Power steering rack and pinion
The power rack and pinion steering system has a rotary control valve that directs hydraulic fluid from the hydraulic pump to one side or the other of the rack plunger. One-piece rail plunger is connected to the rail. The rack plunger converts hydraulic pressure into a linear force that moves the rack left or right. Further, this force is transmitted through the tie rods to the steering knuckles, which turn the wheels.
If the power steering is not functioning, the rack and pinion steering mechanism is mechanically controlled, however, in this case, more steering effort will be required. The rotation of the steering wheel is transmitted to the gear. The rotational motion of the pinion is transmitted to the pinion worm, the threads of which mesh with the teeth of the rack, thus causing the rack to move linearly.
A vane-type hydraulic pump provides pressure for both steering systems.
Power steering providing variable speed-dependent power steering
In a power steering system that provides variable speed-dependent power steering, (SSPS) changes the effort of the driver, which is required to turn the steering wheel when the speed of the car changes. At low speeds, the system provides maximum power for easier turning and parking maneuvers. At high speed, the steering gain is reduced to provide firmer control and improved directional stability. The SSPS performs this task by regulating the current (-3~3A), supplied to the winding of the electromagnet included in the equipment of the electric power steering mechanism, as the vehicle speed increases. When the vehicle is stationary, the SSPS provides maximum steering assistance to the steering. As the speed of the vehicle increases, the steering gain of the steering gear decreases.
Controller
The SSPS controller processes vehicle speed information from the ABS controller to the solenoid coil located on the electric power steering assembly.
Power steering rack and pinion
Except for the difference in valve processing, the design of the rack and pinion steering gear with SSPS is similar to the design of the steering gear without SSPS. The rotation of the steering wheel is transmitted to the gear through the intermediate shaft. The pinion moves the rack left or right by meshing the teeth of the gear and rack. This force is then transmitted through the tie rods and steering knuckles to the steered wheels.

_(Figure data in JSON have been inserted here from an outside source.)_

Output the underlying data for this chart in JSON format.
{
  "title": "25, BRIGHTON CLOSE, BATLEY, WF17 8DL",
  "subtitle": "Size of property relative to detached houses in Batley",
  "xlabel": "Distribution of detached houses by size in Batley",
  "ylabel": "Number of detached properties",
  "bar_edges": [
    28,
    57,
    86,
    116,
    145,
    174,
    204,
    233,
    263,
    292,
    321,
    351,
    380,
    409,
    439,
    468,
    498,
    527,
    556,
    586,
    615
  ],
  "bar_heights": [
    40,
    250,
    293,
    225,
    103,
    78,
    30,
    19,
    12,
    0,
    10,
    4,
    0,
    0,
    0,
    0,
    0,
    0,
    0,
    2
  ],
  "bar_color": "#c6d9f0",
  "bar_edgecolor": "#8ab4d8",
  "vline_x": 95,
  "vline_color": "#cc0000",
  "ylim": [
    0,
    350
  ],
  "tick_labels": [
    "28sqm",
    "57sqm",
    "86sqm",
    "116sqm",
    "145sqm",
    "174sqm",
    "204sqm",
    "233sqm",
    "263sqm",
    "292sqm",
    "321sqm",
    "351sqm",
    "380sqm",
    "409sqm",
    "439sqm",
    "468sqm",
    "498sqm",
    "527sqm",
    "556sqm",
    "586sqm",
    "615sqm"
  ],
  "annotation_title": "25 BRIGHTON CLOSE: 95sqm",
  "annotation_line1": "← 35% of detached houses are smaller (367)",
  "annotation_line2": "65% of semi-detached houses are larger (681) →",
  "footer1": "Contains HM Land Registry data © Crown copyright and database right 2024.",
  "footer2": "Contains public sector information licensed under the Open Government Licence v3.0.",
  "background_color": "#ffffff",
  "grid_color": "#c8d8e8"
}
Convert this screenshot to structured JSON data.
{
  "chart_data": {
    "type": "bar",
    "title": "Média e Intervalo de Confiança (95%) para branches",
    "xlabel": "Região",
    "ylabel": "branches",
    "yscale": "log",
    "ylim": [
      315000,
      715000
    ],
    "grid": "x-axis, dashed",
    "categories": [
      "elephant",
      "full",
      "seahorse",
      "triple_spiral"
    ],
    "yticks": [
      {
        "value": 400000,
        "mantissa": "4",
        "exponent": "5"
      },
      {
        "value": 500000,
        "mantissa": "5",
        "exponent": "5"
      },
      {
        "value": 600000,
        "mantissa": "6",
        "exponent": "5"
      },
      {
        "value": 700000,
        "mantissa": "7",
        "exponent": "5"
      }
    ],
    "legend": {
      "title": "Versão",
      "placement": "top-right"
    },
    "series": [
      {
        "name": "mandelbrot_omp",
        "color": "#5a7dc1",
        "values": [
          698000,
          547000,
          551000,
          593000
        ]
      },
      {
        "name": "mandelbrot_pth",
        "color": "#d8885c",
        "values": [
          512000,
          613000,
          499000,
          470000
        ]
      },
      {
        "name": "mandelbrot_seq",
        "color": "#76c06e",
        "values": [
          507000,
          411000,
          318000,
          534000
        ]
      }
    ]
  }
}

The power rack and pinion steering system has a rotary control valve that directs hydraulic fluid from the hydraulic pump to one side or the other of the rack plunger. A plunger connected to the rack converts hydraulic pressure into moving the rack to the left or right. The rotary control valve adjusts the gain in response to driver torque.
If the hydraulic booster does not function, the mechanical control works. However, in this case, more significant steering effort will be required.
Power Steering Pump
Standard vane-type hydraulic pump providing hydraulic pressure to the system.
System operation
The system starts with an input signal from the vehicle speed sensor through the ABS controller to the SSPS controller. The SSPS controller sends a signal to the SSPS actuator to change the level of reactive force produced by the solenoid winding.
Circuit operation
The SSPS system uses the input signals from the ABS controller to the SSPS controller, setting the required amount of force applied from the electric power steering mechanism.
The SSPS controller continuously compares the amount of current flowing through the SSPS drive with its calculated value. The SSPS actuator has an electromagnet winding that can control the reactive force applied to the steering torsion bar. The SSPS controller can change the amount of current flowing through the SSPS drive by changing the output duty cycle.
The SSPS controller can detect faults in itself, the SSPS drive, or the circuits of such components. The detection of any malfunction causes the steering gain to remain at its highest level at all times as the needle assumes its normally extended position at all speeds.
When the system is operating normally, steering gain is reduced as speed increases, providing the driver with a better sense of the road and improved directional stability.